After the road controversies subsided and funds materialized, a contract for the Mill Creek bridge was awarded to Hans M. Skov Construction Company of Yakima on May 21, 1962. [96] The bridge, designed by B. Loyal Smith and constructed under his supervision, was completed October 8, 1962. [97] By June 1963, the new park approach road was paved [98] and by May 8 the old county road permanently closed. [99]
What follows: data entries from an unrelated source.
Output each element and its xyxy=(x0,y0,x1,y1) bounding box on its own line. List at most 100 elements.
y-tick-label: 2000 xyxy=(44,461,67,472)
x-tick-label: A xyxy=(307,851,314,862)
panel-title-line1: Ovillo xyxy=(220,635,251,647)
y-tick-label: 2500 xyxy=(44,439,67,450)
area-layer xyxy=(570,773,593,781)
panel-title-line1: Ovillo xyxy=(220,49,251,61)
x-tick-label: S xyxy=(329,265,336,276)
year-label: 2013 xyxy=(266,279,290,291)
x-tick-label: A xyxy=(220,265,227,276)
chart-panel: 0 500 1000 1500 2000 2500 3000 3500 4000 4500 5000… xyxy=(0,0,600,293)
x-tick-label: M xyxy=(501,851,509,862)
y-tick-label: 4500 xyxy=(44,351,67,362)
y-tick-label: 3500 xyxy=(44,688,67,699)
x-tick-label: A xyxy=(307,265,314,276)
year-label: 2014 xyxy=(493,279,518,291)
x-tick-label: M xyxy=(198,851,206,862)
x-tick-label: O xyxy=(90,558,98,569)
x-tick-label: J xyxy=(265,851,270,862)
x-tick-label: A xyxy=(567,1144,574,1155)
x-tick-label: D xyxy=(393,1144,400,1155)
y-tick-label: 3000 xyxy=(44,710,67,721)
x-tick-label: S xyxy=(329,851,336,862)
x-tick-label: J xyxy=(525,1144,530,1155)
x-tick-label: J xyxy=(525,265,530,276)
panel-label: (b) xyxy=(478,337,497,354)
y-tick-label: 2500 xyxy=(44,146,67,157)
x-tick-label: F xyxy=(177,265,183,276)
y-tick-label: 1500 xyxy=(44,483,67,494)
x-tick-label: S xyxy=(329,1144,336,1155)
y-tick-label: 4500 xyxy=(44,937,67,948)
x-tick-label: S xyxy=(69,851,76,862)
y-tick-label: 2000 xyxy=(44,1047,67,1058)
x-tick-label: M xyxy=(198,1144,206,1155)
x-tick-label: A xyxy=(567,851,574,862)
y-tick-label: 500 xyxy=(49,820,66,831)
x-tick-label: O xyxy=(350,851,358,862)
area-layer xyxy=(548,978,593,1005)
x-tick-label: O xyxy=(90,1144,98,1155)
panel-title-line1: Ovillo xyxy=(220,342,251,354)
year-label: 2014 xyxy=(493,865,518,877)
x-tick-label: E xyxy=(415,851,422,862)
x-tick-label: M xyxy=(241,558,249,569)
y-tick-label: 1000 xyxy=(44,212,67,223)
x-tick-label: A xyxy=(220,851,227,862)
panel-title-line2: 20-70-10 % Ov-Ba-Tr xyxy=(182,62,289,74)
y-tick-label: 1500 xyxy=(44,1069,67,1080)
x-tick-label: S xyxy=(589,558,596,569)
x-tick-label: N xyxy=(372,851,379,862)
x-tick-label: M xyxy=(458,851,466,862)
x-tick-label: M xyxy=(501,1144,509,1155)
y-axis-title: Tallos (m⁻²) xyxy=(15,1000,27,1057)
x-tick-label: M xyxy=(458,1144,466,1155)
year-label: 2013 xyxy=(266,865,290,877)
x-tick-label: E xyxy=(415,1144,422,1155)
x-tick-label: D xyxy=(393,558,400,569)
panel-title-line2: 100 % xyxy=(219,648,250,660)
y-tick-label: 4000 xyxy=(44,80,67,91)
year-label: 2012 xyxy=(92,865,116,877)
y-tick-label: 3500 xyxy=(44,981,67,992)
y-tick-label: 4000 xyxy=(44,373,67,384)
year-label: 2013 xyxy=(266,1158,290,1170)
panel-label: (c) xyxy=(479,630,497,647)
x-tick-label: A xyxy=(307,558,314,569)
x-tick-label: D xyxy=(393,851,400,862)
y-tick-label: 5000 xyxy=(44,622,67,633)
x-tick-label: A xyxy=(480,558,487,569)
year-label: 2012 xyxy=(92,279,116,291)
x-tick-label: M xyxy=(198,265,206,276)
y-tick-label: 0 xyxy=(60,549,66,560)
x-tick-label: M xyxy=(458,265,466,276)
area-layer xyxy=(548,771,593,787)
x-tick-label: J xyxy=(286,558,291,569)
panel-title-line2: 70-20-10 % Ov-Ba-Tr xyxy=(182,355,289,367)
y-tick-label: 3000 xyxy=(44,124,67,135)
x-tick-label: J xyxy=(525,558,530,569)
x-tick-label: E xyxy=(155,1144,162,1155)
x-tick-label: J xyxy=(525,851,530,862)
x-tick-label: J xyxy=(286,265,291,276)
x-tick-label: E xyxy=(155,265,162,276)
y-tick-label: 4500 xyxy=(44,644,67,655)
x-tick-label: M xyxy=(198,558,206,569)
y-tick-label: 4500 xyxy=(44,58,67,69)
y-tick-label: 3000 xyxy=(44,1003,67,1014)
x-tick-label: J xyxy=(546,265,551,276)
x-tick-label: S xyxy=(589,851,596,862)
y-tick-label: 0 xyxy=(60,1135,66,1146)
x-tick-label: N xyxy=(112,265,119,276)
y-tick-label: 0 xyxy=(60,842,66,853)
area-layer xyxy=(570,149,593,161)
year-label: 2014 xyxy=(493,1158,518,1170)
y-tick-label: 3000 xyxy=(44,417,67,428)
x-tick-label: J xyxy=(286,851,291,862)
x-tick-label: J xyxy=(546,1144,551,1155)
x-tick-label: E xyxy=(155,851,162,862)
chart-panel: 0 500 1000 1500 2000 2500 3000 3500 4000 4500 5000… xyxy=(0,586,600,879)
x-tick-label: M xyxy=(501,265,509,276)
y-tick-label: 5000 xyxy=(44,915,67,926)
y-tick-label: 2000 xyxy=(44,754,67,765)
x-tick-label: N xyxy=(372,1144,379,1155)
After 22 years of deliberation, the new access road was completed. Proposed locations for the road varied over the years--from the Church Tract in 1941 to the Great Grave in 1950. Several people deserve credit for finally determining the best location for the road and completing the project. In 1936, Regional Historian Ewing concurred with T. C. Elliott's suggestion to build the road from Highway 410 along the Frazier Tract 10. The enthusiastic and cooperative B. Loyal Smith not only reminded National Park Service employees of this option, but designed and built the road and bridge. Finally, Regional Landscape Architect Carpenter and Washington, D.C., Landscape Architect Kuehl deserve credit for making the final decision in 1956. Thus, by 1963 the Whitman National Monument had more land, a new road, new archeological excavations, and, by January of that year, a new name: The Whitman Mission National Historic Site. Building construction, by far the most visible change, occurred that same year, as well.